With a standard view, tech-savvy users might glean some limited information about the underlying tables (such as column names) by looking at the performance plan. If you need to completely prevent this, Snowflake lets us create a Secure View, which obscures all information about the underlying tables. However, there is a performance trade-off as it can no longer optimize for the underlying table structures either.
If query performance on a live view becomes an issue, you can create a materialized view, which runs the query but stores a copy of the results as if it were a table. This can conflict with some of the advanced security concepts that follow, but you can avoid this conflict by choosing a consistent pattern.
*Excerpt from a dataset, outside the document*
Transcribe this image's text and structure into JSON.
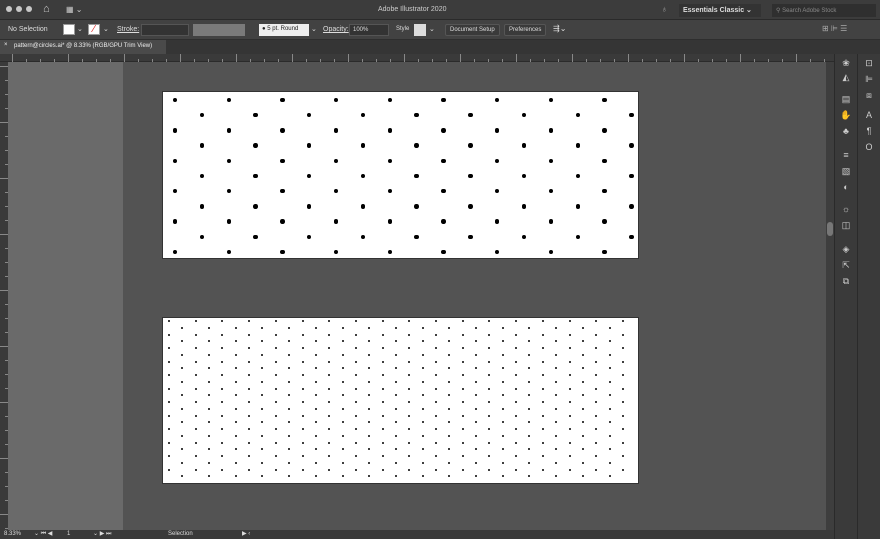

Columns: Dynamic Data Masking
In Snowflake, you can apply a policy that masks the data in a given column depending on the specific permissions of the user querying it. A detailed explanation will come in an upcoming blog entry, but you can create a policy such that the query “SELECT SSN FROM Employee” will return:
- ###-##-#### for most users
- ###-##-6789 for members of the HR role
- 123-45-6789 for members of the Payroll role.
This masking can be whatever you’d like, including just a blank result. You can apply column masking policies directly to selected columns in tables or views, and it doesn’t alter the underlying data in any way. Note you must apply masking policies on a column-by-column basis. You can add these to any or all columns at the time you create a table or view, or you can add them later.
Rows: Row Access Policies
Similarly, you can apply a policy to filter the rows that are returned from a query. This is different from a column policy in that:
- There is no masking – the affected rows are simply not returned, and
- You do not choose specific rows (as you do with columns) – you create a filtering rule that is applied based on the contents of each row.
Again, more details about this will come later in the series, but in short: Given a sales transaction table with a “MerchantID” column, you can create a policy such that “SELECT * FROM transactions” will only return rows where the MerchantID in the row = the Merchant ID of the user. As above, you can directly apply this to a table or a view. If needed, you can even nest them: you can apply a filtering rule on a table and another rule on specific views that further filter the data from the underlying table.
If we choose the right combination of tools in our Snowflake security toolbox, we can control access to our data with almost surgical precision without making bespoke copies – which means without the development or maintenance headaches of data feeds and without worrying about inconsistent or out-of-date information.
Further, remember that all the above features apply equally and automatically to Data Shares. If you choose to create a share with access to some of your tables or views, any masking or row-access policies carry forward invisibly, ensuring there is no possibility of data leakage.